Le génie des cultures africaines, qui voient mille chemins entre la nature et l’humain, entre les vivants et les morts, comme entre les langues et les mots, a toujours été omniprésent dans l’œuvre de Mia Couto, tout comme son amour pour les poètes portugais et brésiliens. Une œuvre riche, diverse, couronnée de multiples prix littéraires – parmi lesquels le prestigieux prix Camoes, décerné à Lisbonne en 2013 – et traduite dans une trentaine de langues.

Au fil du temps, notablement depuis L’Accordeur de silences (Métailié, 2011), l’un de ses romans les plus lus en France, l’écriture de Mia Couto, toute en souplesse et en poésie, s’est peu à peu « dépouillée », remarque Elisabeth Monteiro Rodrigues. Moins de créations lexicales, de proverbes détournés, de mots tronqués : « Sa langue est devenue plus « classique » plus directe et frontale », ajoute la traductrice – qui fut une des premières fans de Mia Couto, en France, à l’époque où ses livres étaient édités chez Albin Michel.

Dans le courriel qu’il nous a envoyé de Maputo, fin janvier, l’auteur de La Confession de la lionne (Métailié, 2015) acquiesce : « C’est vrai, il y a eu une rupture – que l’on a supposée consciente. Au début, durant cette première période, je me suis senti poussé à affirmer une certaine mozambicanité : cette créativité si singulière, avec laquelle les différents peuples du Mozambique se sont approprié la langue portugaise et son expression écrite. Je voulais me surprendre moi-même, avoir le sentiment de commencer, de ne pas savoir, de chercher une autre langue ». Moins exubérant, peut-être, mais d’une densité poétique intacte, le style de Mia Couto s’est, d’une certaine manière, durci. Comme un bois, longtemps plongé dans l’eau et qui, une fois relevé et séché à l’air libre, prend une consistance et une couleur nouvelles. « Je pense que je n’écris pas pour raconter une histoire mais pour trouver un langage qui me fait renaître, dit encore Mia Couto. D’un autre côté, j’ai l’impression que chaque nouveau livre appelle son propre style, comme si c’était le texte qui faisait l’écrivain et non l’inverse ».

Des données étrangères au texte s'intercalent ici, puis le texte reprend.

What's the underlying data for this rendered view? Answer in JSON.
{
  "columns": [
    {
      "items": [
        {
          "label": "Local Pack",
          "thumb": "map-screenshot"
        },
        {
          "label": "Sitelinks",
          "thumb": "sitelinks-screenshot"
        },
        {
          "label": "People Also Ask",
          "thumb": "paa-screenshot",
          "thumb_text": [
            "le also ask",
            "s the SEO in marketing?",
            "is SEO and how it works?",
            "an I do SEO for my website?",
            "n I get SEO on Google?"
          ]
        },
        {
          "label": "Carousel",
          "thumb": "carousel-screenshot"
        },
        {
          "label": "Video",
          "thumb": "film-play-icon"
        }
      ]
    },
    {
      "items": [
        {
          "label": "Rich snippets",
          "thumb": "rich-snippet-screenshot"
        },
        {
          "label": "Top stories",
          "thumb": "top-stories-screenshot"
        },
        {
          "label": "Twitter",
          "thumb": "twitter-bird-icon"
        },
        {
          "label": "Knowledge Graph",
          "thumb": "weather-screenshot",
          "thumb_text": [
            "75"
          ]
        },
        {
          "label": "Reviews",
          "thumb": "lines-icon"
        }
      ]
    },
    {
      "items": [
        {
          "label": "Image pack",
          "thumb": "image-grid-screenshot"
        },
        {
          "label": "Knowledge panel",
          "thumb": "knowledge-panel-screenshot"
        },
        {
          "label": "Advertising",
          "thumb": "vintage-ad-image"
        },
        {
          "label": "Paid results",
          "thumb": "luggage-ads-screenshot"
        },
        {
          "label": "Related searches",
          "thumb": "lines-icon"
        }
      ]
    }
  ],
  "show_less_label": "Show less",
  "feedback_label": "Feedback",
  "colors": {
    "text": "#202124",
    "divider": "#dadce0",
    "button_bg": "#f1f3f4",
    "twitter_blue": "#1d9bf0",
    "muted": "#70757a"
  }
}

Être multiple, à la fois poète, romancier, dramaturge (il a co-écrit une pièce de théâtre avec son ami José Eduardo Agualusa), mais aussi enseignant, éditeur et chef d’entreprise, père de famille et fils inconsolé, amoureux des oiseaux et collectionneur de palmiers, Mia Couto, dont l’un des derniers livres, « un nouveau roman historique », indique Anne-Marie Métailié, est en cours de traduction, n’a sans doute pas fini de « se surprendre lui-même ».

Célèbre au Mozambique, au Portugal et au Brésil, peut-être finira-t-il par casser le « plafond de verre », selon l’expression de l’éditeur Michel Chandeigne, qui l’empêche encore en France d’être reconnu à sa juste splendeur ?              

D’une guerre à l’autre ?

Les violences ont rarement épargné le Mozambique, ancienne colonie d’Afrique australe, au bord de l’océan Indien. Mia Couto avait 20 ans à l’indépendance, proclamée en juin 1975, à l’issue d’une longue guerre de guérilla contre l’armée portugaise. Lui-même s’était alors engagé – sans prendre les armes – aux côtés du Front de libération du Mozambique (Frelimo). La colonie chassée, s’ensuivit, presque aussitôt, une nouvelle guerre, fratricide cette fois, et particulièrement meurtrière.

« Les combats ont surtout touché les zones rurales. Cette guerre a laissé dans son sillage environ un million de morts », rappelle Mia Couto, dans un courriel envoyé le 20 janvier de la capitale mozambicaine, où il réside. Une guerre à caractère « terroriste », souligne-t-il, avec « des massacres de villages entiers, le siège et l’isolement des villes, tout cela mené par un parti politique militarisé, la Renamo[1] », lancé contre le Frelimo. Le conflit s’acheva en 1992. Mais la guerre finit-elle jamais ? « Comme dans n’importe quel autre pays, il y a eu par la suite des actes de violence occasionnels, commandités et mis en scène par des cartels du crime organisé, poursuit Mia Couto, qui a pris ses distances avec le Frelimo. Cette violence était dirigée contre des personnes précises – des journalistes (ce fut le cas pour Carlos Cardoso, assassiné en 2000) ou des politiciens, des universitaires, des militants syndicaux. Ce type de crime est surtout apparu sous le mandat du président Armando Guebuza » (2005-2015, ndlr).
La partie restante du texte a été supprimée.